Port of Cairo (Port Said)
Find a Cruise to Nile River
The guides have it right. As cities go, Cairo is a tough customer. And the various strikes and protests that have continued since the country's January 2011 revolution -- some of them violent -- have made life in the Egyptian capital even more unpredictable.
But it's also a place with unique appeal. As a tourist destination, Cairo is known as the gateway to the legendary Pyramids of Giza and the Sphinx, fixtures in our psyche. But there are also mosques that are architectural masterpieces, still-inhabited neighborhoods that evoke thoughts of ancient Egypt, churches that date back to the beginning of Christendom, one of the largest bazaars in the world and, of course, the mighty Nile river.
Cairo traces its origins back to the Egyptian capital of Memphis, believed to have been founded in the fourth century B.C. Today, with a population of 16 million, it's both bustling and chaotic, but there are places to find respite, such as leafy Zemalek Island and the Citadel, the largest fortification in the Islamic world, which has dominated Cairo's skyline since 1176. From the Mohammed Ali Mosque at the fortress, you'll encounter views of the sand-colored city that bring to mind storybook Egypt. As a man notes in a tale from "One Thousand and One Nights," "He who has not seen Cairo has not seen the world."
Because it is often treated as a pass-through to the Pyramids and Nile River cruises, most travelers don't linger in Cairo -- except, perhaps, to take a perfunctory look at the Egyptian Museum of Antiquities' world-class collection of treasures or to take a curious look at Tahrir Square, where 2011's Arab Spring arguably began. And that's too bad, because this is a city that deserves far more than a fleeting first impression.
Where You're Docked
Mediterranean cruise ships dock in Alexandria and Port Said, each about a 2.5-hour drive from Cairo. Shore excursions to Cairo from both ports are routine. Many ships drop passengers off at one port and then pick them up the next day at the next, allowing for an overnight in Cairo.
Cairo also serves as the port of entry for Nile River cruises, which operate strictly between Luxor and Aswan. Passengers frequently overnight for one or more days in Cairo before taking the short flight to Luxor or Aswan meet their ships.
Good to Know
First, the currency. Unscrupulous vendors may try to give you piaster notes instead of (Egyptian) pounds when making change. The bills look quite similar, so get familiar with them before going on a spending spree. Also, Egyptian vendors are notoriously aggressive. Don't give them money until you've agreed upon a price and have your purchase in your hand.

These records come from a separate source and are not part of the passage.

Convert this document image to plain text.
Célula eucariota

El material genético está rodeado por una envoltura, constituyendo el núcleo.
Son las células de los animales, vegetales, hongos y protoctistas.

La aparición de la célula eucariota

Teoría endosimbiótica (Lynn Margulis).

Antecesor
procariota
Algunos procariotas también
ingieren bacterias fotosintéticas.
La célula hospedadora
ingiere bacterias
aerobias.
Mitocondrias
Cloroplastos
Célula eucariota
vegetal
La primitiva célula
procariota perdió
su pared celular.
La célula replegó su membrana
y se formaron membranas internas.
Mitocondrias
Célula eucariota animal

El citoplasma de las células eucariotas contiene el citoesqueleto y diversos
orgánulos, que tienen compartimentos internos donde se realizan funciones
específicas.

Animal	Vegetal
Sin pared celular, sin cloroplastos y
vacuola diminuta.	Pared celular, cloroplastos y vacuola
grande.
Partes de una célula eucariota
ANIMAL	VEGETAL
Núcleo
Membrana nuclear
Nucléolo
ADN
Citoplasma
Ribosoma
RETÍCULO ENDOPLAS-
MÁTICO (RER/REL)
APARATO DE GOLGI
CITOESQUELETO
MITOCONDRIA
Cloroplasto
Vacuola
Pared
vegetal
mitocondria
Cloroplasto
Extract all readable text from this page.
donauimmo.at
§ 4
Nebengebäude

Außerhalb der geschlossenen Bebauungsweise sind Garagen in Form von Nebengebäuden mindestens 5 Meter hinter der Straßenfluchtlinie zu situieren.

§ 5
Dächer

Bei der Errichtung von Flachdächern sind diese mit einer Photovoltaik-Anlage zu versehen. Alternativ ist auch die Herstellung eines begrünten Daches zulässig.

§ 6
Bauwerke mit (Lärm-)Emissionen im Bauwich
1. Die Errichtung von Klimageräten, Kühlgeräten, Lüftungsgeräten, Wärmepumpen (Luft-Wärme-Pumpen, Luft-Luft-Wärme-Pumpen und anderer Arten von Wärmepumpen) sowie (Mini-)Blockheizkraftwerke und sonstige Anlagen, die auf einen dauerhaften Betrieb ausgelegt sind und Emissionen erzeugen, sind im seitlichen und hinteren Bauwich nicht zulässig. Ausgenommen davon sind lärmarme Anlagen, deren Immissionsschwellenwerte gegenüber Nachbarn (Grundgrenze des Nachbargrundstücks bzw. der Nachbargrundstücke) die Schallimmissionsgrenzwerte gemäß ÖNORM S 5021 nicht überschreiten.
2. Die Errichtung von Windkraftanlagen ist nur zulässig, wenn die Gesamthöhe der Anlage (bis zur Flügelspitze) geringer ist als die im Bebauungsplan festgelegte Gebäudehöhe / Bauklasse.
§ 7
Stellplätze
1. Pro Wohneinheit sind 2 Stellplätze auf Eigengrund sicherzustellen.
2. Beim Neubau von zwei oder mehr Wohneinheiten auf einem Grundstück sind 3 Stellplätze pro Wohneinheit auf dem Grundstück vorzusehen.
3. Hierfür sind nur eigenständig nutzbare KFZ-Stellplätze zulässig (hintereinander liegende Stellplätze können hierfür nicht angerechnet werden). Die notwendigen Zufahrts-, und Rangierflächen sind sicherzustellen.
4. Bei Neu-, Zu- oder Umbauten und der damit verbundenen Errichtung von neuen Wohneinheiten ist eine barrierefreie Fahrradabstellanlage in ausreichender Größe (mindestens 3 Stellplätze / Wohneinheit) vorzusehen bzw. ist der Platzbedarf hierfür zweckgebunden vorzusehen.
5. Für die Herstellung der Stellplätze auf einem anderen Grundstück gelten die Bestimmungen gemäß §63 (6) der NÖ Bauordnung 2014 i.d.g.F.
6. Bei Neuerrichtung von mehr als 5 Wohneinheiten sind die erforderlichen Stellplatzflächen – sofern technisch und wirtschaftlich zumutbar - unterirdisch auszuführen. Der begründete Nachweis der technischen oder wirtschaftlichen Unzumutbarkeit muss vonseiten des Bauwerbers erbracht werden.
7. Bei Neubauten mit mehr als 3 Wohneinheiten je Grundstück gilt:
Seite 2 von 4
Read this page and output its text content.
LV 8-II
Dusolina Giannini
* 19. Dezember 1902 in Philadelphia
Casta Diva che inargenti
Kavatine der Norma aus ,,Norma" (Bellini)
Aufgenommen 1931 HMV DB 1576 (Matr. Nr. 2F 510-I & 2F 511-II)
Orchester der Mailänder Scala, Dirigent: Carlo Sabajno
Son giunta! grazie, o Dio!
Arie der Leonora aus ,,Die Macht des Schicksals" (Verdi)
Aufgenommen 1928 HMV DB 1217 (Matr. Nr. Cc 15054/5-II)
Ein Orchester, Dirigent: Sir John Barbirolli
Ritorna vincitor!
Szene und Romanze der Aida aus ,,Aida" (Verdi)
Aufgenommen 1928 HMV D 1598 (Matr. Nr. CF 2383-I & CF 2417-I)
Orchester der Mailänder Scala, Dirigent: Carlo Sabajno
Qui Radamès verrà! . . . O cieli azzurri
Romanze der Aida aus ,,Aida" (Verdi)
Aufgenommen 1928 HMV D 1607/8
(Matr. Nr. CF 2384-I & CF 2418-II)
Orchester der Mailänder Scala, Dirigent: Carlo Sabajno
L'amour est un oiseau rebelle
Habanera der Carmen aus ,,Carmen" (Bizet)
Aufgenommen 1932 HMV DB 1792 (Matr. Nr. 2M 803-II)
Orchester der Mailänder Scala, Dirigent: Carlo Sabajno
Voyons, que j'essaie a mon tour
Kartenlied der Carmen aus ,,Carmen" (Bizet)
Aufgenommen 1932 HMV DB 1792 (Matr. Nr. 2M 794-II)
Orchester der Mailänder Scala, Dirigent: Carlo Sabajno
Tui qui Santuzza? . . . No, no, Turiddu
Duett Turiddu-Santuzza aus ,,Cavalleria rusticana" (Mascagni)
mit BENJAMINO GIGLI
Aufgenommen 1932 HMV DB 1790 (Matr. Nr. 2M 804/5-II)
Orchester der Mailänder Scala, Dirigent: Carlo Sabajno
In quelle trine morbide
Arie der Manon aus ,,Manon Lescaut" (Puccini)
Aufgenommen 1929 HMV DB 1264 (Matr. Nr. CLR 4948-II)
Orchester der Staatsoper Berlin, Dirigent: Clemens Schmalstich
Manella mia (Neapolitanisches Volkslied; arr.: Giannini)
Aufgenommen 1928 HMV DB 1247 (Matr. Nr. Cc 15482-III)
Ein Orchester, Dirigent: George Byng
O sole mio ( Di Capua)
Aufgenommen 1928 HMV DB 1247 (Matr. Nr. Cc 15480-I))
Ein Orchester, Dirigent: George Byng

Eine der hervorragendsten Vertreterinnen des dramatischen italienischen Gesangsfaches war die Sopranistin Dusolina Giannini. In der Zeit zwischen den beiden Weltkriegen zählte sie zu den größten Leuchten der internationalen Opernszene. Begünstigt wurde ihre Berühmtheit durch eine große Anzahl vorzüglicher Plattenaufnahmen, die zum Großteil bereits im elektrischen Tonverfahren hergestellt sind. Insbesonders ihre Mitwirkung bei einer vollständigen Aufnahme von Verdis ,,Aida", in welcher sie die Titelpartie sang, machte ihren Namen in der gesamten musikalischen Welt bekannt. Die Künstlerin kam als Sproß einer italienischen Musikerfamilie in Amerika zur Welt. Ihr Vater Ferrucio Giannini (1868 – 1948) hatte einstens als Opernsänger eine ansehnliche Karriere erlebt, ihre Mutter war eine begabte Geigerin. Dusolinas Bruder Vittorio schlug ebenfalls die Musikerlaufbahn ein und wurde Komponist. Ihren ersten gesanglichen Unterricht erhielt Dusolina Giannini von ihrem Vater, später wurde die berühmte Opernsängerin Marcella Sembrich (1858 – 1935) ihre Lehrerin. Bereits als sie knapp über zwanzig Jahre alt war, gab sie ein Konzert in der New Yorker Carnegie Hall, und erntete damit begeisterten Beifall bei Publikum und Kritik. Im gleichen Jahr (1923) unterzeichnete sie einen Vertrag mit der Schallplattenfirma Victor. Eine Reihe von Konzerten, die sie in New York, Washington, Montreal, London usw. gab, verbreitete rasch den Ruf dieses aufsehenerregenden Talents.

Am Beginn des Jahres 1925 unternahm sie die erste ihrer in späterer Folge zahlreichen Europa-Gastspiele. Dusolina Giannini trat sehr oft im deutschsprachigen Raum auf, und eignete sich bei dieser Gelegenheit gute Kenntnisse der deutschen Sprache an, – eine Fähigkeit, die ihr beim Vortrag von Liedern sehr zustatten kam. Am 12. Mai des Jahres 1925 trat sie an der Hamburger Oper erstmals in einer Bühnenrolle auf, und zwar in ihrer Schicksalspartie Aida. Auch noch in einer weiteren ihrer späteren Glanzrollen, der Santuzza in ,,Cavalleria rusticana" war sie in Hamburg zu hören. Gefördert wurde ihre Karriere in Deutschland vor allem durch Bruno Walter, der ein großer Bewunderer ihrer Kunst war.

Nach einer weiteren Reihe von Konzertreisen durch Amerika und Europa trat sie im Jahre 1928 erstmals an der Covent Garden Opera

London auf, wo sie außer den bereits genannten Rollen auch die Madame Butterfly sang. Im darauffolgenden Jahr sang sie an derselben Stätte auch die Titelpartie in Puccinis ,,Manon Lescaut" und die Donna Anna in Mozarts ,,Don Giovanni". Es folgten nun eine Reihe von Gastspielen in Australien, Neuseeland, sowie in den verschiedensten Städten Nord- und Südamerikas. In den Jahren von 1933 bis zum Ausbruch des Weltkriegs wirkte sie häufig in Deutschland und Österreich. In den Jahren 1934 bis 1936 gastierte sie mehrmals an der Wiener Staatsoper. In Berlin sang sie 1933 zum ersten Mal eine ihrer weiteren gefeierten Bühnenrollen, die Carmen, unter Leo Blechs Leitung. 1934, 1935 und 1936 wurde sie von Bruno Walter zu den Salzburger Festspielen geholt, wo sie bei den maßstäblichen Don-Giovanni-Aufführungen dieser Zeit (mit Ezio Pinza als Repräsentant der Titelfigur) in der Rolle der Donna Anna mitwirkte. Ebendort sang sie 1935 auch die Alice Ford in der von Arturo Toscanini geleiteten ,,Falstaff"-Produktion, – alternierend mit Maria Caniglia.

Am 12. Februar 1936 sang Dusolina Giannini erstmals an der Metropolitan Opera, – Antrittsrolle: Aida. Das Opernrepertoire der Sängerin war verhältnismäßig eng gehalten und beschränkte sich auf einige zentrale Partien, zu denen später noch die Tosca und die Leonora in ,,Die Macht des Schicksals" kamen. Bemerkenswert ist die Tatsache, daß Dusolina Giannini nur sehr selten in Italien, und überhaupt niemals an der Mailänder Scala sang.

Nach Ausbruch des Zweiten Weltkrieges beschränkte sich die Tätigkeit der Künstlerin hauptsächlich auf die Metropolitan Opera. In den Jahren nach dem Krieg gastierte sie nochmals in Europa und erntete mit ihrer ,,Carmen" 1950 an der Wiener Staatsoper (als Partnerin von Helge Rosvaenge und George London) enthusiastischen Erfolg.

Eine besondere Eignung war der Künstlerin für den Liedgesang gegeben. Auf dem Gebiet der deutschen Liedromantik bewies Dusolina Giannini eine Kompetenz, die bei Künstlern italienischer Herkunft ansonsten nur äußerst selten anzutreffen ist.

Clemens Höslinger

Since Egypt is a Muslim culture, it's wise to dress appropriately in more traditional areas and mosques. Women should take care to cover their upper arms, cleavage, midriff and legs when visiting a mosque. A hair covering isn't necessary. Except in tourist resorts, modesty is the best policy, or women may attract unwanted attention.
As for staying healthy, don't drink the tap water in Cairo -- even at the best hotels. It's also a good idea to avoid raw vegetables, fruit without peels and street food.
Finally, always have change on hand. Baksheesh is the word for tipping -- and it is a way of life there. Expect to tip toilet attendants 1 L.E. or, possibly, be denied use of the facility.
Currency & Best Way to Get Money
The national currency is the Egyptian pound, or L.E., which is divided into 100 piasters, or P.T. Visit www.oanda.com or www.xe.com for up-to-the-minute exchange rates. (Oanda also has a nice "cheat sheet" conversion chart that fits neatly into a wallet.)
Egypt is still largely a cash economy, though credit cards are widely accepted in finer stores, restaurants and hotels. Vendors will take American dollars, euros and Egyptian pounds interchangeably (although your change will come back in Egyptian currency). ATM's tend to be the least expensive way to obtain local currency. Note: Try not to have any Egyptian money left at the end of your stay, as you cannot exchange it outside of Egypt.
Egyptians speak Arabic, but you'll find that most people involved in the tourism industry know English.
For some travelers, Khan al Khalili may rival the Pyramids as a tourist destination. A one-time Turkish suuq that dates back to the Ottoman period, the Khan, as it is known, is a maze of alleys where all types of souvenirs are sold. Among the most popular are carpets, perfumes, belly-dancing costumes, spices, stationery, semiprecious stones, alabaster, brass and copper, and the sheesha water pipes that are a staple in Cairo's cafes.
You'll also find galabeyas, the traditional robes worn by Egyptians, as well as gold and silver cartouche pendants, which can be customized with a person's name in hieroglyphic symbols. Buyer beware: The papyrus sold at the bazaar may look like the real thing, but don't fall for it. Most are knockoffs, manufactured from sugar cane or banana leaves. Also, bargaining is expected. As a general rule, offer half the asking price. In all likelihood, if you walk away, the vendor will call you back.